SageMaker distributed toolkits generally allow you to train on bigger batches. For example, if a model fits within a single device but can only be trained with a small batch size, using either model-parallel training or data parallel training enables you to experiment with larger batch sizes.

Be aware that batch size directly influences model accuracy by controlling the amount of noise in the model update at each iteration. Increasing batch size reduces the amount of noise in the gradient estimation, which can be beneficial when increasing from very small batches sizes, but can result in degraded model accuracy as the batch size increases to large values. 


Adjust your hyperparameters to ensure that your model trains to a satisfying convergence as you increase its batch size.

A number of techniques have been developed to maintain good model convergence when batch is increased.

Mini-batch size

In SGD, the mini-batch size quantifies the amount of noise present in the gradient estimation. A small mini-batch results in a very noisy mini-batch gradient, which is not representative of the true gradient over the dataset. A large mini-batch results in a mini-batch gradient close to the true gradient over the dataset and potentially not noisy enough—likely to stay locked in irrelevant minima.

To learn more about these techniques, see the following papers:


The following sections cover scenarios in which you may want to scale up training, and how you can do so using AWS resources.

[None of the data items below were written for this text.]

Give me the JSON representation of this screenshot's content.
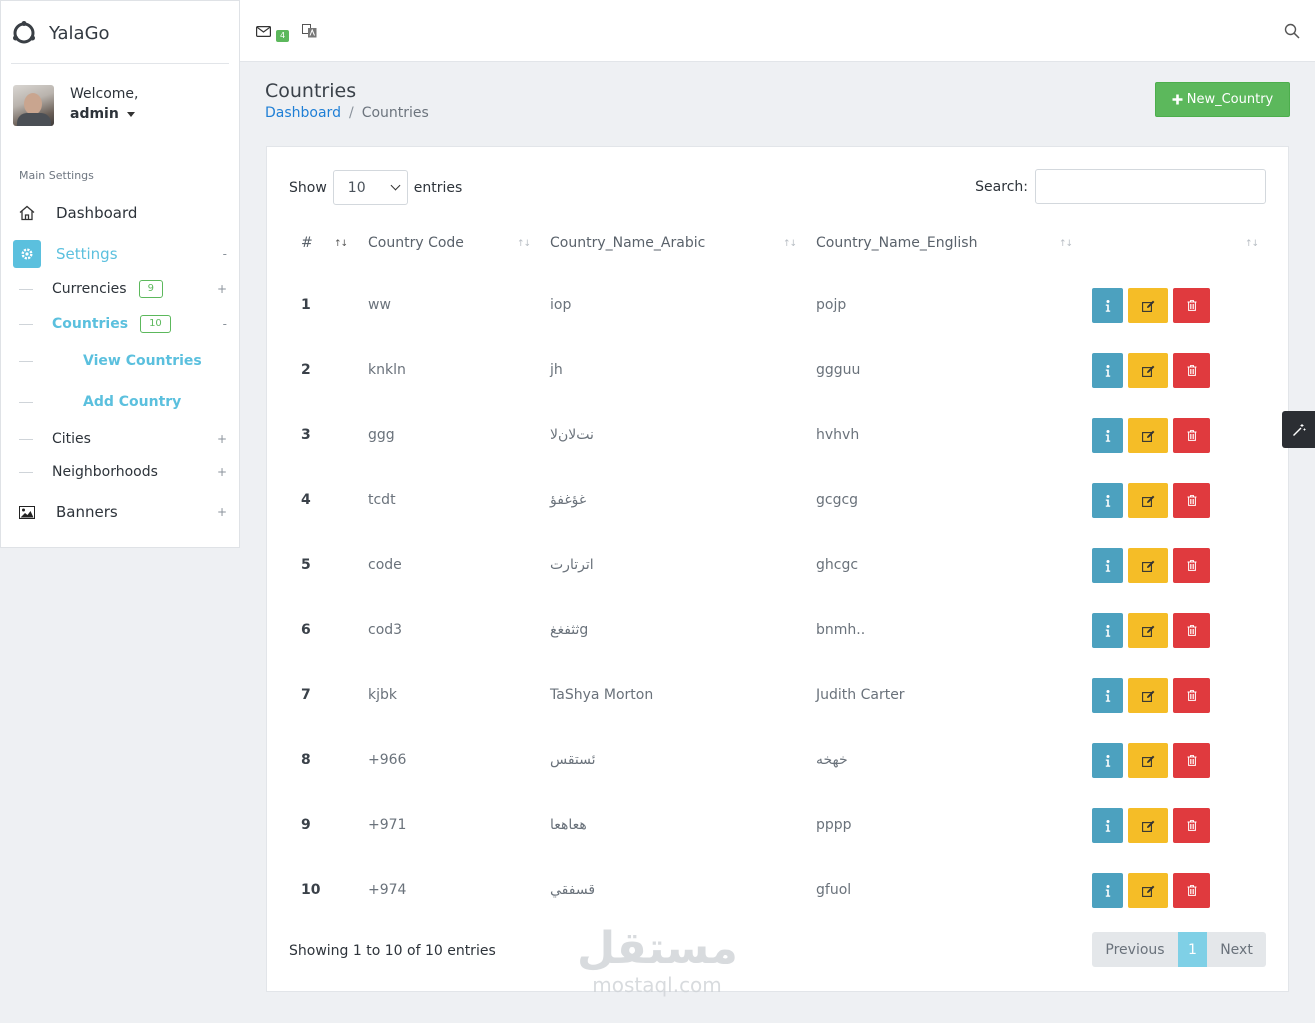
{
  "brand": {
    "name": "YalaGo"
  },
  "user": {
    "welcome": "Welcome,",
    "name": "admin"
  },
  "sidebar": {
    "section_title": "Main Settings",
    "dashboard": "Dashboard",
    "settings": {
      "label": "Settings",
      "toggle": "-"
    },
    "currencies": {
      "label": "Currencies",
      "count": "9",
      "toggle": "+"
    },
    "countries": {
      "label": "Countries",
      "count": "10",
      "toggle": "-"
    },
    "view_countries": "View Countries",
    "add_country": "Add Country",
    "cities": {
      "label": "Cities",
      "toggle": "+"
    },
    "neighborhoods": {
      "label": "Neighborhoods",
      "toggle": "+"
    },
    "banners": {
      "label": "Banners",
      "toggle": "+"
    }
  },
  "topbar": {
    "mail_count": "4"
  },
  "page": {
    "title": "Countries",
    "breadcrumb": {
      "home": "Dashboard",
      "sep": "/",
      "current": "Countries"
    },
    "new_button": "New_Country"
  },
  "table_controls": {
    "show": "Show",
    "entries_value": "10",
    "entries": "entries",
    "search_label": "Search:"
  },
  "table": {
    "columns": [
      "#",
      "Country Code",
      "Country_Name_Arabic",
      "Country_Name_English"
    ],
    "rows": [
      {
        "id": "1",
        "code": "ww",
        "arabic": "iop",
        "english": "pojp"
      },
      {
        "id": "2",
        "code": "knkln",
        "arabic": "jh",
        "english": "ggguu"
      },
      {
        "id": "3",
        "code": "ggg",
        "arabic": "نت‌لان‌لا",
        "english": "hvhvh"
      },
      {
        "id": "4",
        "code": "tcdt",
        "arabic": "غؤغفؤ",
        "english": "gcgcg"
      },
      {
        "id": "5",
        "code": "code",
        "arabic": "اترتارت",
        "english": "ghcgc"
      },
      {
        "id": "6",
        "code": "cod3",
        "arabic": "ثثفغغg",
        "english": "bnmh.."
      },
      {
        "id": "7",
        "code": "kjbk",
        "arabic": "TaShya Morton",
        "english": "Judith Carter"
      },
      {
        "id": "8",
        "code": "+966",
        "arabic": "ئستقس",
        "english": "خهخه"
      },
      {
        "id": "9",
        "code": "+971",
        "arabic": "هعاهعا",
        "english": "pppp"
      },
      {
        "id": "10",
        "code": "+974",
        "arabic": "قسفقي",
        "english": "gfuol"
      }
    ]
  },
  "footer": {
    "showing": "Showing 1 to 10 of 10 entries",
    "prev": "Previous",
    "page": "1",
    "next": "Next"
  },
  "watermark": {
    "arabic": "مستقل",
    "latin": "mostaql.com"
  },
  "colors": {
    "accent": "#5bc0de",
    "success": "#5cb85c",
    "info_btn": "#4ca1bf",
    "edit_btn": "#f5bd27",
    "delete_btn": "#e03a3e"
  }
}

Scaling from a Single GPU to Many GPUs

The amount of data or the size of the model used in machine learning can create situations in which the time to train a model is longer that you are willing to wait. Sometimes, the training doesn’t work at all because the model or the training data is too large. One solution is to increase the number of GPUs you use for training. On an instance with multiple GPUs, like a p3.16xlarge that has eight GPUs, the data and processing is split across the eight GPUs. When you use distributed training libraries, this can result in a near-linear speedup in the time it takes to train your model. It takes slightly over 1/8 the time it would have taken on p3.2xlarge with one GPU.

Instance type GPUs
p3.2xlarge 1
p3.8xlarge 4
p3.16xlarge 8
p3dn.24xlarge 8

The ml instance types used by SageMaker training have the same number of GPUs as the corresponding p3 instance types. For example, ml.p3.8xlarge has the same number of GPUs as p3.8xlarge - 4.

Scaling from a single instance to multiple instances

If you want to scale your training even further, you can use more instances. However, you should choose a larger instance type before you add more instances. Review the previous table to see how many GPUs are in each p3 instance type.

If you have made the jump from a single GPU on a p3.2xlarge to four GPUs on a p3.8xlarge, but decide that you require more processing power, you may see better performance and incur lower costs if you choose a p3.16xlarge before trying to increase instance count. Depending on the libraries you use, when you keep your training on a single instance, performance is better and costs are lower than a scenario where you use multiple instances.

When you are ready to scale the number of instances, you can do this with SageMaker Python SDK estimator function by setting your instance_count. For example, you can set instance_type = p3.16xlarge and   instance_count = 2. Instead of the eight GPUs on a single p3.16xlarge, you have 16 GPUs across two identical instances. The following chart shows scaling and throughput starting with eight GPUs on a single instance and increasing to 64 instances for a total of 256 GPUs.

Custom training scripts

While SageMaker makes it simple to deploy and scale the number of instances and GPUs, depending on your framework of choice, managing the data and results can be very challenging, which is why external supporting libraries are often used. This most basic form of distributed training requires modification of your training script to manage the data distribution.

SageMaker also supports Horovod and implementations of distributed training native to each major deep learning framework. If you choose to use examples from these frameworks, you can follow SageMaker’s container guide for Deep Learning Containers, and various example notebooks that demonstrate implementations.